Limitations of multi-word units in research
Multi-word units and metaphor in ESP
A key limitation in multi-word unit research is defining exactly what is being investigated, with many possible terms (Nation, 2016). As we have seen in this chapter, the possible range and combinations of lexical patterns is quite varied, from two-word combinations through to larger formulaic sequences. Some of these patterns can be incomplete and not very meaningful, as we can see in these examples: to do with the, or I think it was. Simpson-Vlach & Ellis, 2010, p. 493) pick up on this issue, highlighting the point that they are ’neither terribly functional nor pedagogically compelling’. Selection principles, such as whether incomplete patterns are included in analyses, can also vary as researchers consider important aspects of the design of their studies, such as the frequency and range of sequences, the text types and disciplines for analysis, the purpose of the research overall.
Long strings of words might not be continuous in texts (Paquot & Granger, 2012). For example, a lexical bundle such as the consequences of, is part of a highly frequent frame ’the something of something’. This means that a very frequent pattern, a/the something of something might contain a high frequency word and occur often, or a low frequency word and not occur very often. Frequency is important for language learners and teachers, and while some lexical bundles or collocations might have a strong statistical relationship, they might not be very frequent in texts. Byrd and Coxhead (2010, pp. 46—47) make this point by writing,
The scale used to report lexical bundles is typically in terms of the number of bundles per million words. For example, on the basis of… occurs 308 times in the 3.6 million words that make up the AWL corpus. That’s 106 times per million words, or 53 times per 500,000 words, or twice per 15,625 words. Studies of vocabulary acquisition report that learners need many encounters with a word or phrase before it becomes part of their lexicon (Nation, 2008). Few learners will read a million words in an EAP class. Most will read fewer than the 15,000 words needed to encounter on the basis of even twice.

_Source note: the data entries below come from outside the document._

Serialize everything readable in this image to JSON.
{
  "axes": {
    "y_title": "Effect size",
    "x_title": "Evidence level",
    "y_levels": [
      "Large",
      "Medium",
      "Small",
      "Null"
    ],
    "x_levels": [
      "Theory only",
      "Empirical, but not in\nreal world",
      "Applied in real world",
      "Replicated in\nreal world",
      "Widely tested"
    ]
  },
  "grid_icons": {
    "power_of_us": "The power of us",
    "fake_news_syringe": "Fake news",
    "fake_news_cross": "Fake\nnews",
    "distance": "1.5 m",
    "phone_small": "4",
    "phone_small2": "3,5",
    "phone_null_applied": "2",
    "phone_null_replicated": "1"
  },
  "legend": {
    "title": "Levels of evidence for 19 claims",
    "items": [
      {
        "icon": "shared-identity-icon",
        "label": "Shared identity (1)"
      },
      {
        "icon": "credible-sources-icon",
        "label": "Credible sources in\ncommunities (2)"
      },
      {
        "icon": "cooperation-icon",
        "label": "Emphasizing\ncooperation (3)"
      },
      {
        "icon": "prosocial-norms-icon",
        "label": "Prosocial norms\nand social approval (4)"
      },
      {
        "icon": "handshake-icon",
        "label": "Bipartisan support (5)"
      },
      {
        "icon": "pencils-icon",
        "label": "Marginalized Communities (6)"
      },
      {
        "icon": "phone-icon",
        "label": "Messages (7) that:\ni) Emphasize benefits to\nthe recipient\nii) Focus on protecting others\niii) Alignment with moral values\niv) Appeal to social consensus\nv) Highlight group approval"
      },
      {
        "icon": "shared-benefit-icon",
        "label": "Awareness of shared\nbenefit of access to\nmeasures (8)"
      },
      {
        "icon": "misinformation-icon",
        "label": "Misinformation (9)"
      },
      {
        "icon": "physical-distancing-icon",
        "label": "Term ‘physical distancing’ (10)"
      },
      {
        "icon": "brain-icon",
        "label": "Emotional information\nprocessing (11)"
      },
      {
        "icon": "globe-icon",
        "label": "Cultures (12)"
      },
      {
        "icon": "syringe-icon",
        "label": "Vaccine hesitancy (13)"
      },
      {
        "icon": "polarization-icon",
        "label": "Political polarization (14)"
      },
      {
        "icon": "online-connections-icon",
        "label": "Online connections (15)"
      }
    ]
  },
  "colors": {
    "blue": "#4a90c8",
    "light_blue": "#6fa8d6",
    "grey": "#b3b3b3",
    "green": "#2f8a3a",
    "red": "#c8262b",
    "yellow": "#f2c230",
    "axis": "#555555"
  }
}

While the frame of ’the XXX of XXX’ (for example, the basis of research) might be frequent in academic texts, actual strings such as on the basis of may not occur very often at all. Furthermore, deciding on the unit of counting can be problematic. For example, in the results of an analysis of a set of academic readings on Midwifery, the target word labour co-occurs with both stage and stages, as in stage of labour/stages of labour. In these cases, which words should be included in the multi-word units? Should the plural form and the singular form both be included?
A clear limitation of the research so far is its main focus on EAP, with few examples of research into specialised disciplines and professional corpora. Few studies as well use anything more than quantitative analyses of corpora to explore the use of multi-word units and metaphor in writing and speaking. A further limitation is that much research has focused on written texts, rather than written and spoken texts. An exception is the work by Biber (2006) and colleagues on the T2KSWAL corpus, which includes a spoken corpus of over 1.6 million running words (see Chapter 6 for more on this research).
Another limitation is the lack of information on the context of bundles found in corpora (Byrd & Coxhead, 2010). An example of the kind of contextual information on lexical bundles which learners and teachers might find useful came from an analysis of on the basis of in concordance lines using Coxhead’s AWL written academic corpus. Three patterns arose in the data, as Figure 4.2 illustrates.
Figure 4.2 Three patterns of use for on the basis of (adapted from Byrd & Coxhead, 2010, p. 53—54)
This kind of analysis presents issues on how to bring this kind of data into classrooms and into programmes of learning, as well as how effective any teaching approach might be that includes it. A final limitation of this area of research is the lack of replication studies in the literature to confirm findings, explore any differences or similarities, and built certainty in the field in terms of methodological approaches and generalisability.